Jan 27, 2018, 11:09am

I’ve started They Thought we Wouldn’t Fight by Floyd Gibbons a journalist who was embedded with the American troops in WWI before embedding was a thing. Mr. Gibbons was the go-to war reporter for every conflict until his death just before the beginning of WWII. He lost an eye in the trenches during the first war and wasn’t expected to live, but was back with the men in ten days.

Jan 27, 2018, 3:57pm

I'm reading the Swedish translation of the Norwegian Vikinger i krig, a popular account of Viking Age warfare.

Jan 31, 2018, 8:17am

The other particularly significant book I finished up this month was Battle for Belorussia (B), another brick from Dave Glantz and probably more of a reference work even as compared to his usual standards.
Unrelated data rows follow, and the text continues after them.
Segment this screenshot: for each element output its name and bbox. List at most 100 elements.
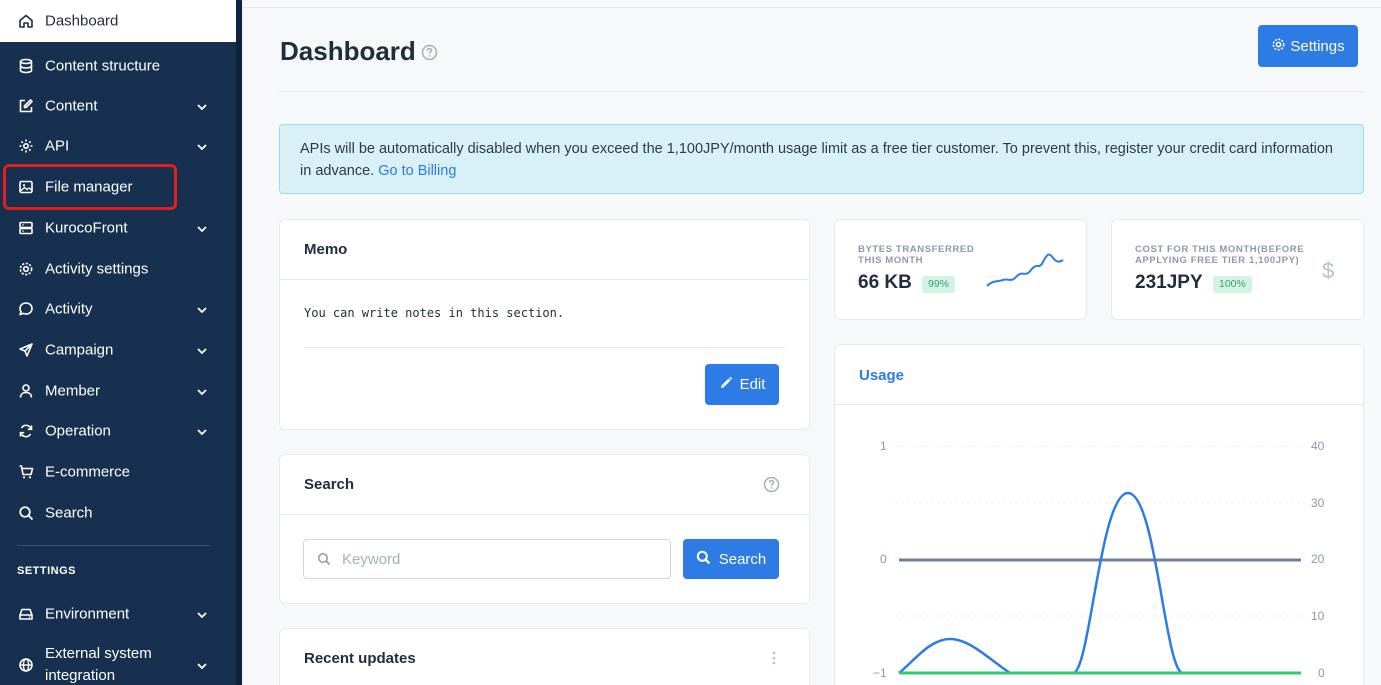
search-button-label: Search xyxy=(718,550,767,568)
sidebar-item-label: E-commerce xyxy=(45,463,131,481)
edit-button[interactable]: Edit xyxy=(705,364,779,405)
user-icon xyxy=(17,382,35,400)
chevron-down-icon xyxy=(196,140,208,152)
sidebar-item-operation[interactable]: Operation xyxy=(0,411,236,451)
sidebar-item-content[interactable]: Content xyxy=(0,86,236,126)
sidebar-section-heading: SETTINGS xyxy=(17,565,77,577)
drive-icon xyxy=(17,605,35,623)
sidebar-item-label: Operation xyxy=(45,422,111,440)
main-content: Dashboard Settings APIs will be automati… xyxy=(242,0,1381,685)
bytes-transferred-value: 66 KB xyxy=(858,272,912,293)
billing-link[interactable]: Go to Billing xyxy=(378,163,456,179)
bytes-transferred-label: BYTES TRANSFERRED THIS MONTH xyxy=(858,244,975,266)
help-icon[interactable] xyxy=(763,476,780,498)
code-icon xyxy=(17,137,35,155)
sidebar-item-member[interactable]: Member xyxy=(0,371,236,411)
sidebar-item-dashboard[interactable]: Dashboard xyxy=(0,0,236,42)
sidebar-item-activity-settings[interactable]: Activity settings xyxy=(0,249,236,289)
search-icon xyxy=(317,552,331,566)
sidebar-item-label: Search xyxy=(45,504,93,522)
chevron-down-icon xyxy=(196,303,208,315)
file-manager-highlight xyxy=(3,164,177,210)
search-icon xyxy=(696,550,711,569)
sidebar-item-label: Content xyxy=(45,97,98,115)
dollar-icon: $ xyxy=(1322,258,1335,283)
settings-button[interactable]: Settings xyxy=(1258,25,1358,67)
memo-footer-divider xyxy=(304,347,785,348)
monthly-cost-badge: 100% xyxy=(1213,276,1252,293)
y-right-tick: 20 xyxy=(1311,552,1325,566)
chevron-down-icon xyxy=(196,100,208,112)
y-left-tick: −1 xyxy=(873,666,887,680)
search-card: Search Search xyxy=(279,454,810,604)
sidebar-item-label: Activity xyxy=(45,300,93,318)
sidebar-item-label: Campaign xyxy=(45,341,114,359)
memo-text: You can write notes in this section. xyxy=(304,306,565,320)
recent-updates-card: Recent updates xyxy=(279,628,810,685)
memo-divider xyxy=(280,279,809,280)
memo-card: Memo You can write notes in this section… xyxy=(279,219,810,430)
monthly-cost-label: COST FOR THIS MONTH(BEFORE APPLYING FREE… xyxy=(1135,244,1305,266)
y-left-tick: 1 xyxy=(880,439,887,453)
title-divider xyxy=(279,91,1364,92)
gear-icon xyxy=(1271,37,1286,56)
home-icon xyxy=(17,12,35,30)
monthly-cost-card: COST FOR THIS MONTH(BEFORE APPLYING FREE… xyxy=(1111,219,1364,320)
chevron-down-icon xyxy=(196,608,208,620)
page-title: Dashboard xyxy=(280,36,416,66)
help-icon[interactable] xyxy=(421,44,438,61)
chevron-down-icon xyxy=(196,425,208,437)
more-menu-icon[interactable] xyxy=(772,651,776,670)
sidebar-item-search[interactable]: Search xyxy=(0,493,236,533)
sidebar-item-external-system-integration[interactable]: External system integration xyxy=(0,643,236,685)
search-divider xyxy=(280,514,809,515)
monthly-cost-value: 231JPY xyxy=(1135,272,1203,293)
sidebar-item-environment[interactable]: Environment xyxy=(0,594,236,634)
usage-divider xyxy=(835,404,1363,405)
gear-icon xyxy=(17,260,35,278)
top-divider xyxy=(242,7,1381,8)
send-icon xyxy=(17,341,35,359)
usage-title: Usage xyxy=(859,367,905,384)
bytes-sparkline xyxy=(986,253,1064,287)
sidebar-item-label: Environment xyxy=(45,605,130,623)
sidebar-item-label: API xyxy=(45,137,70,155)
sidebar-item-kurocofront[interactable]: KurocoFront xyxy=(0,208,236,248)
series-blue-line xyxy=(898,491,1301,675)
usage-limit-alert: APIs will be automatically disabled when… xyxy=(279,124,1364,194)
sidebar-item-label: Member xyxy=(45,382,101,400)
database-icon xyxy=(17,57,35,75)
settings-button-label: Settings xyxy=(1290,37,1345,55)
usage-card: Usage 1 0 −1 40 30 20 10 0 xyxy=(834,344,1364,685)
sidebar-divider xyxy=(17,545,210,546)
sidebar-item-e-commerce[interactable]: E-commerce xyxy=(0,452,236,492)
y-right-tick: 40 xyxy=(1311,439,1325,453)
search-button[interactable]: Search xyxy=(683,539,779,579)
bytes-transferred-card: BYTES TRANSFERRED THIS MONTH 66 KB 99% xyxy=(834,219,1087,320)
chevron-down-icon xyxy=(196,222,208,234)
sidebar-item-activity[interactable]: Activity xyxy=(0,289,236,329)
keyword-input[interactable] xyxy=(342,540,662,578)
pencil-icon xyxy=(719,376,733,394)
chevron-down-icon xyxy=(196,385,208,397)
globe-icon xyxy=(17,656,35,674)
sidebar-item-label: Content structure xyxy=(45,57,161,75)
memo-title: Memo xyxy=(304,241,348,258)
sidebar-item-label: External system integration xyxy=(45,645,152,684)
bytes-transferred-badge: 99% xyxy=(922,276,956,293)
y-left-tick: 0 xyxy=(880,552,887,566)
search-icon xyxy=(17,504,35,522)
keyword-search-field xyxy=(303,539,671,579)
sidebar-item-api[interactable]: API xyxy=(0,126,236,166)
sidebar-item-label: Activity settings xyxy=(45,260,149,278)
edit-button-label: Edit xyxy=(739,376,766,393)
sidebar: Dashboard Content structure Content API … xyxy=(0,0,236,685)
search-title: Search xyxy=(304,476,355,493)
edit-icon xyxy=(17,97,35,115)
sidebar-item-campaign[interactable]: Campaign xyxy=(0,330,236,370)
sidebar-item-content-structure[interactable]: Content structure xyxy=(0,46,236,86)
chevron-down-icon xyxy=(196,344,208,356)
sidebar-item-label: KurocoFront xyxy=(45,219,128,237)
usage-chart xyxy=(895,445,1305,675)
y-right-tick: 0 xyxy=(1318,666,1325,680)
I have a review up but the really short version is that operational-level offensives are usually not helped by economy of force measures.

Fev 1, 2018, 6:38pm

Read True to Type - A Selection from Letters and Diaries of German Soldiers and Civilians Collected on the Soviet German Front . Printed in 1944, it was a good insight into the German soldiers, police, and civilian headiness up through 1941 and their descent into the maelstrom thereafter. Then read Waterloo: The Campaign of 1815. Volume II: From Waterloo to the Restoration of Peace in Europe by John Hussey which was the same fine quality of the first volume - highly recommended!!

Fev 3, 2018, 10:35pm

11: RE Waterloo, thanks pal, guess I've got to buy those.